Heat the pan thoroughly. Set the pan over medium heat, let it heat for a few minutes, then flick a few drops of water on the surface. If they sizzle and disperse, the pan is ready for the pancake batter. If the pan isn't hot enough, the pancakes will cook unevenly.
Grease the pan well. Don't skimp on greasing the pan! This will help the pancakes to flip easily. I love using butter, but oil works, too.
Double up. This recipe easily doubles or even triples if you wish to make a larger batch of pancakes to feed a crowd or to have enough for leftovers later in the week.
What size for the pancakes? I always reach for a ¼ cup measure to scoop out the batter, but you could make them larger or smaller as you like.

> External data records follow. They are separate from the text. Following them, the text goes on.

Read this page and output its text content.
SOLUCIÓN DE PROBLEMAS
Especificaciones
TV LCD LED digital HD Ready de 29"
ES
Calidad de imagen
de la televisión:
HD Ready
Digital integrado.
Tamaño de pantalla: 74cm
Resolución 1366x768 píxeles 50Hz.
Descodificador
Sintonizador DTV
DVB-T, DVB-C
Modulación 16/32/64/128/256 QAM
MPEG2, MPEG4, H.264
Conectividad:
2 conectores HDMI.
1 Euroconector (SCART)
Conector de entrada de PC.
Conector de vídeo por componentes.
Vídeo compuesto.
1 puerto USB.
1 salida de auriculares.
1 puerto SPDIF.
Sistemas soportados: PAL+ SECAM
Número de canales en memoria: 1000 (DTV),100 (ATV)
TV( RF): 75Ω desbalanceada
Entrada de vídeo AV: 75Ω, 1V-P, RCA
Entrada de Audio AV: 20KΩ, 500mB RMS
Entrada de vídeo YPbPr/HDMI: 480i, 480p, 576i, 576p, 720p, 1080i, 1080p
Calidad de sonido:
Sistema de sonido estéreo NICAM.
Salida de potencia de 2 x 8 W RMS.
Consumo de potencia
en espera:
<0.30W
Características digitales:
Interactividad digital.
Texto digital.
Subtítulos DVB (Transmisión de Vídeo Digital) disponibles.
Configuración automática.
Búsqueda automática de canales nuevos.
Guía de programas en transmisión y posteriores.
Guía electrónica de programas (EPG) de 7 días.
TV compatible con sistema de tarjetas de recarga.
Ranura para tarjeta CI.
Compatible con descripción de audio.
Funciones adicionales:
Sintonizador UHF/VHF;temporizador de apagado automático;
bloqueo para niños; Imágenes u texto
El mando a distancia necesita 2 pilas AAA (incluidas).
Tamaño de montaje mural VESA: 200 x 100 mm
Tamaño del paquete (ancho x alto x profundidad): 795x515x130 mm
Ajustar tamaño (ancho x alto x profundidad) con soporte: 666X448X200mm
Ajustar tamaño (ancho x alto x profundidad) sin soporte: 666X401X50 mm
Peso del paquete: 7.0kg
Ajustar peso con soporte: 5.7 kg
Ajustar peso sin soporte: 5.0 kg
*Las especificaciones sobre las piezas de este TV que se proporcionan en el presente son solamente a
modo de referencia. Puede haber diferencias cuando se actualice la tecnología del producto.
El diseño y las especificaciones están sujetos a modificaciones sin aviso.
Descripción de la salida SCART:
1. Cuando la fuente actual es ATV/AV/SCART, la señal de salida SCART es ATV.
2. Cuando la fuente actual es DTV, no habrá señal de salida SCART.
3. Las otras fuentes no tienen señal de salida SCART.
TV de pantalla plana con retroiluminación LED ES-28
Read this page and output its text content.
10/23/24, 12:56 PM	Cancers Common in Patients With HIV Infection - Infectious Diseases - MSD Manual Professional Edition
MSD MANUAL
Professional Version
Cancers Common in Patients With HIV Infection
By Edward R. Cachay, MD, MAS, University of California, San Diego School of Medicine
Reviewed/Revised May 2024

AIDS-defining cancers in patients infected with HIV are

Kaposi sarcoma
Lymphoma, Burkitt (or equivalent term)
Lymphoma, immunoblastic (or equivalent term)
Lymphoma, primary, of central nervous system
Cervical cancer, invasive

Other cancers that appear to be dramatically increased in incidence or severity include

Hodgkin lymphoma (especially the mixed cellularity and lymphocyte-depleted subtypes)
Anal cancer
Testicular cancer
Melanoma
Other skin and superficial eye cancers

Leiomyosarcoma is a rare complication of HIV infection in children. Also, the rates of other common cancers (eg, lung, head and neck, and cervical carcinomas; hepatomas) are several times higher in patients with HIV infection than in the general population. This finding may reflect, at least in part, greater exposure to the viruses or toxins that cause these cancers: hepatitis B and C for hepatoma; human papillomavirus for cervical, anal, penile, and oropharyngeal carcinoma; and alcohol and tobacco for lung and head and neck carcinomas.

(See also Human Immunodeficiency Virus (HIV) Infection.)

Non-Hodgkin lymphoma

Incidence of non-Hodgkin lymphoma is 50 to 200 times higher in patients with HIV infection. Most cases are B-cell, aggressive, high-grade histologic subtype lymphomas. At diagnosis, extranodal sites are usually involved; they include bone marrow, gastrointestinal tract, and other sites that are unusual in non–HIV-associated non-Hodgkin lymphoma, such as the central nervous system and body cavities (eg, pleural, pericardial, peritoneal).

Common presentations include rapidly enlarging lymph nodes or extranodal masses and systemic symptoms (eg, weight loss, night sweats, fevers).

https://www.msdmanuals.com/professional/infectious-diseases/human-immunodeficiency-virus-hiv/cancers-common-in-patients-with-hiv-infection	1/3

Flour substitutions: If you don't do oat flour, try an equal swap of brown rice flour, sorghum flour, buckwheat flour, or an oat-free 1:1 gluten-free all-purpose baking flour.
Vegan: Omit the egg (the pancakes will be slightly denser but will still hold together), and use non-dairy butter and milk.
Pumpkin pie spice. Swap 1 ½ teaspoons of pumpkin pie spice for the mix of cinnamon and ginger.